Not all time capsules live up to expectations. For Smithtown, Long Island’s 350th birthday in 2015, officials clad in colonial costumes cracked open a milk can that the town had buried 50 years prior. Contents included some pennies, a phone book, a white bonnet, a black hat, and a bunch of documents.

Kiernan Lannon, executive director of the Smithtown Historical Society, told Newsday that “The most interesting thing that came out of the time capsule was the smell. It was horrible. I have smelled history before; history does not smell like that. It was the most powerfully musty smell that I’ve ever smelled in my life.” 

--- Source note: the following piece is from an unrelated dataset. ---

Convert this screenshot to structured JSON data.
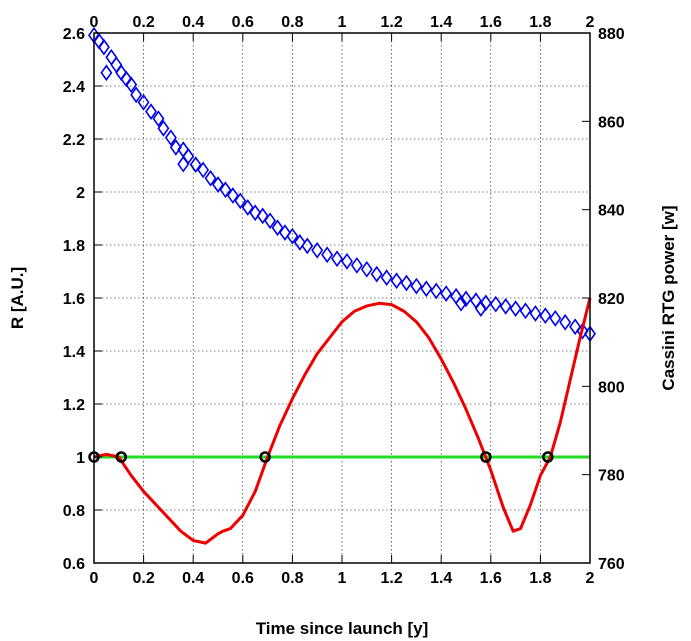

Derry, New Hampshire’s Empty Time Capsule Mystery

But even a rotten smell is better than nothing at all. That’s what happened in Derry, New Hampshire, in 2019. Nutfield, a community including Derry and two other towns, had filled a time capsule for its 250th birthday celebration back in 1969. Officials followed the directive to open the safe in 50 years’ time, only to find it completely empty. Library director Cara Potter told WMUR that the discovery left them “a little horrified.”

The combination was written on the back of the safe, so anybody could’ve stolen its contents between 1969 and 2019. But there’s more to this mystery than meets the eye. For one thing, photos from the 1969 event show that the capsule wasn’t a safe—it was a long cylindrical canister. For another, newspaper reports said it was buried in nearby MacGregor Park—but an organizer left a letter explaining that future organizers would find it in the town hall’s basement.

It’s possible that the contents of the original canister were transferred to a safe when the town hall got demolished, and the safe was then stored in the library. There’s also a wooden plaque with the safe dated 2001. In that case, where’s the stuff? Or maybe the original canister is still buried in MacGregor Park. But then what’s with the safe? Each theory raises more questions than it answers.